There are a lot of things that need to change to create a healthy, diverse healthcare ecosystem, but an easy change that would be to ban physician non-competes. They do nothing but entrench equity firms and regional conglomerates making it impossible for competition to arise. Getting rid of the "certificate of need" regulations and generally decreasing the regulatory burden and thus cost to enter the market for a new competitor would also be a big step. The whole thing is gross. Most physicians want autonomy but don't know where to start. I wish there was a startup that could streamline the process - automate or outsource the front and back end work and sell or lease "starter practices" or something.

1 comments

I think this cuts both ways.

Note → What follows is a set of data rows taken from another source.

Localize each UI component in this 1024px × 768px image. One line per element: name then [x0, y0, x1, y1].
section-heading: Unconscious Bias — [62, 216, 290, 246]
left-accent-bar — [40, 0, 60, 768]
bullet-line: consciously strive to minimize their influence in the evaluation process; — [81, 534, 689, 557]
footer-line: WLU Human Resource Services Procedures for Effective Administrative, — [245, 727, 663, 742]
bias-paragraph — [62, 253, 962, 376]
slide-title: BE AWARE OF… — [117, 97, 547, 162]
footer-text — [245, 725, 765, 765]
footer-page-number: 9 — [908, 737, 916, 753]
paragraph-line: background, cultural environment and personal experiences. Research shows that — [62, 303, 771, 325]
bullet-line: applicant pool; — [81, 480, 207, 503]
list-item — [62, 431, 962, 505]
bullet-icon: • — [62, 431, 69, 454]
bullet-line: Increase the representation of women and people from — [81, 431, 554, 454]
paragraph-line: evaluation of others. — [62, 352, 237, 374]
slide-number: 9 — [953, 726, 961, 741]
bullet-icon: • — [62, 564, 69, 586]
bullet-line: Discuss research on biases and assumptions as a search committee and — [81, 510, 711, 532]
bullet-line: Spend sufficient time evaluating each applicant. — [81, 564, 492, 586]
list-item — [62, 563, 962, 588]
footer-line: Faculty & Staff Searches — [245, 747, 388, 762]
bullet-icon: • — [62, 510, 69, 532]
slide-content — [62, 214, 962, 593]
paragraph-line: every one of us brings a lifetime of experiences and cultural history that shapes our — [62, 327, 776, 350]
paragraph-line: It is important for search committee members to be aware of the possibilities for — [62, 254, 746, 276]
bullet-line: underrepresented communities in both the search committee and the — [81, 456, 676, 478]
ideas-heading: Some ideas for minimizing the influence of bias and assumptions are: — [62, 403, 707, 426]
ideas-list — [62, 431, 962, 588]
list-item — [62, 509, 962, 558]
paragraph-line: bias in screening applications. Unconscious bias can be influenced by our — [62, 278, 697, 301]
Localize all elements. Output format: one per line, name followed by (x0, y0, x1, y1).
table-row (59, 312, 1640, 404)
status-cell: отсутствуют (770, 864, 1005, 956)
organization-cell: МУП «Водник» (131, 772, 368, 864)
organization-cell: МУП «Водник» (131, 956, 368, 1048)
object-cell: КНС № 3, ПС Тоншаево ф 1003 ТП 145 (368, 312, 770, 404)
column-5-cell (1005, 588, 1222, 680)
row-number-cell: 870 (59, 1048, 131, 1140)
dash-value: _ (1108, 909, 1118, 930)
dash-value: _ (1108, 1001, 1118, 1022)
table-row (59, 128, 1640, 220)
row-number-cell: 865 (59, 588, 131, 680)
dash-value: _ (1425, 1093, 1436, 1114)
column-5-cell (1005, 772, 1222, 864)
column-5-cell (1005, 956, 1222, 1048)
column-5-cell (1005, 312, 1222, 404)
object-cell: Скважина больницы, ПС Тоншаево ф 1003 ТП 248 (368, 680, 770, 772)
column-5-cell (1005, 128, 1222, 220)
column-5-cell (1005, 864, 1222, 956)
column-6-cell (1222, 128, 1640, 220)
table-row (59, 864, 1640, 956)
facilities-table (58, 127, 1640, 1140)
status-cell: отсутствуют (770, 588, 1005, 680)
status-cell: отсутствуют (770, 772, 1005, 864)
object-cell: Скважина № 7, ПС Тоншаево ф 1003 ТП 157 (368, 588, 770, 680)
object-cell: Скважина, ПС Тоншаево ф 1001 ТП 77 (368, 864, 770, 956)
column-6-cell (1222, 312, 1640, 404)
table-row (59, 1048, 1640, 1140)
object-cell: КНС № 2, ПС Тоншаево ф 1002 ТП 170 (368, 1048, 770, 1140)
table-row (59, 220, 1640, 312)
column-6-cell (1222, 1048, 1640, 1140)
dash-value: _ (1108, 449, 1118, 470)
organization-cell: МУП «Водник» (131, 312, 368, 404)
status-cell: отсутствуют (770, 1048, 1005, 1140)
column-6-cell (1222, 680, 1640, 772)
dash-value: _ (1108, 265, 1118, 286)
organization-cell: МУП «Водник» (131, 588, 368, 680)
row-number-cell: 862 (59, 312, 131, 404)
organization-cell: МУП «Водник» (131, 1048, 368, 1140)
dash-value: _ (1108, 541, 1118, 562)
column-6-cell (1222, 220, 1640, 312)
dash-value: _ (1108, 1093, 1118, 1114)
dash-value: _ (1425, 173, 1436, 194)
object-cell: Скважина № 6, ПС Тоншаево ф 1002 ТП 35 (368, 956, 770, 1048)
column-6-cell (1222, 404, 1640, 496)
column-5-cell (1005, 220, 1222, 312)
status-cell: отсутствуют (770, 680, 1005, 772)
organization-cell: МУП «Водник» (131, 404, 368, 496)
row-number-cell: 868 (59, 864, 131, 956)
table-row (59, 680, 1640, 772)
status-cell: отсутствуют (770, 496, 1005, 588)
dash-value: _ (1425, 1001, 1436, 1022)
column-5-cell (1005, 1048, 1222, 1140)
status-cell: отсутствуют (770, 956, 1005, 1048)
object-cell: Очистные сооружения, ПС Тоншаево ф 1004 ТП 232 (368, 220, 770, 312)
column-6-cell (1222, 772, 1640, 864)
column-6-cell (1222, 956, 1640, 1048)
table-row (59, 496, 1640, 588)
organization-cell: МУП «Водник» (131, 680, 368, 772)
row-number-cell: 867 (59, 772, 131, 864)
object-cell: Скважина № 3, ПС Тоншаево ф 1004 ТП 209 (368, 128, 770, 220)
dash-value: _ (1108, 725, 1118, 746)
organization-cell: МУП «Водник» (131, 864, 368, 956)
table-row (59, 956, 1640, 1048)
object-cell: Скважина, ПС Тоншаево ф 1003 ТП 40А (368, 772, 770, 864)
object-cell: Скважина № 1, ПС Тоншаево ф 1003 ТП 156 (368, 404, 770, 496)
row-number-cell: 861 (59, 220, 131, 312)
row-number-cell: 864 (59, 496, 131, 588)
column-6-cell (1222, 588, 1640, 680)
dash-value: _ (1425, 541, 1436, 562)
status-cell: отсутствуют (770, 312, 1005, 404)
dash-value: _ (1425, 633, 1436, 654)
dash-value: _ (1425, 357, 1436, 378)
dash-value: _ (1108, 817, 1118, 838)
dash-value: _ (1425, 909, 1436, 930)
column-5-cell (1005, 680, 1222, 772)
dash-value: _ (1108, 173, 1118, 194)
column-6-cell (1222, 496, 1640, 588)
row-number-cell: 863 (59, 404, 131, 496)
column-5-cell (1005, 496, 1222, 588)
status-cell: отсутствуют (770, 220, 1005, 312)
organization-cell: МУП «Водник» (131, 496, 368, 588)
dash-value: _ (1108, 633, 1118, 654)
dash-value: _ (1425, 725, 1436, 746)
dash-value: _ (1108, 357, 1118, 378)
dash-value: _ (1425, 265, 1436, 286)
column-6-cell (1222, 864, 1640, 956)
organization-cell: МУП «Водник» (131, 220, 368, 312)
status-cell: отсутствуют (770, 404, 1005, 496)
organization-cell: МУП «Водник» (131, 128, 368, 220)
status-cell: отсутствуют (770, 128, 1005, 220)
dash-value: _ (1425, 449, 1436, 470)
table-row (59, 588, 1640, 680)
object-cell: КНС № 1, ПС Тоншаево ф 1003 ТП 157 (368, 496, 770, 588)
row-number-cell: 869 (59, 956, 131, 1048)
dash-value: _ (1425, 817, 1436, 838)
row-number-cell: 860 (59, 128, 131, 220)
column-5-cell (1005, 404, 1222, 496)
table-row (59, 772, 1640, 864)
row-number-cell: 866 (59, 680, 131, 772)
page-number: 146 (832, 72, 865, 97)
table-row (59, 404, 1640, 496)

I have a friend who's a recently-retired partner in an ophthalmology practice, and it was very difficult for him to find someone who wanted to buy into the partnership to take his spot. He said that many docs these days just want to go to work, do their job, and go home, without dealing with all of the additional burdens that come with owning a business. He thinks that's a big contributing factor to the corporatization of medical practice.
What'd he end up doing? I don't know the specifics of your friend's situation, but I hear this a lot from older guys who want absurd buy-ins based largely on good-will.
He eventually found someone, but ended up working a couple of extra years before he could find a buyer. I don't know enough to judge whether the valuation he was looking (or eventually got) for was reasonable or not.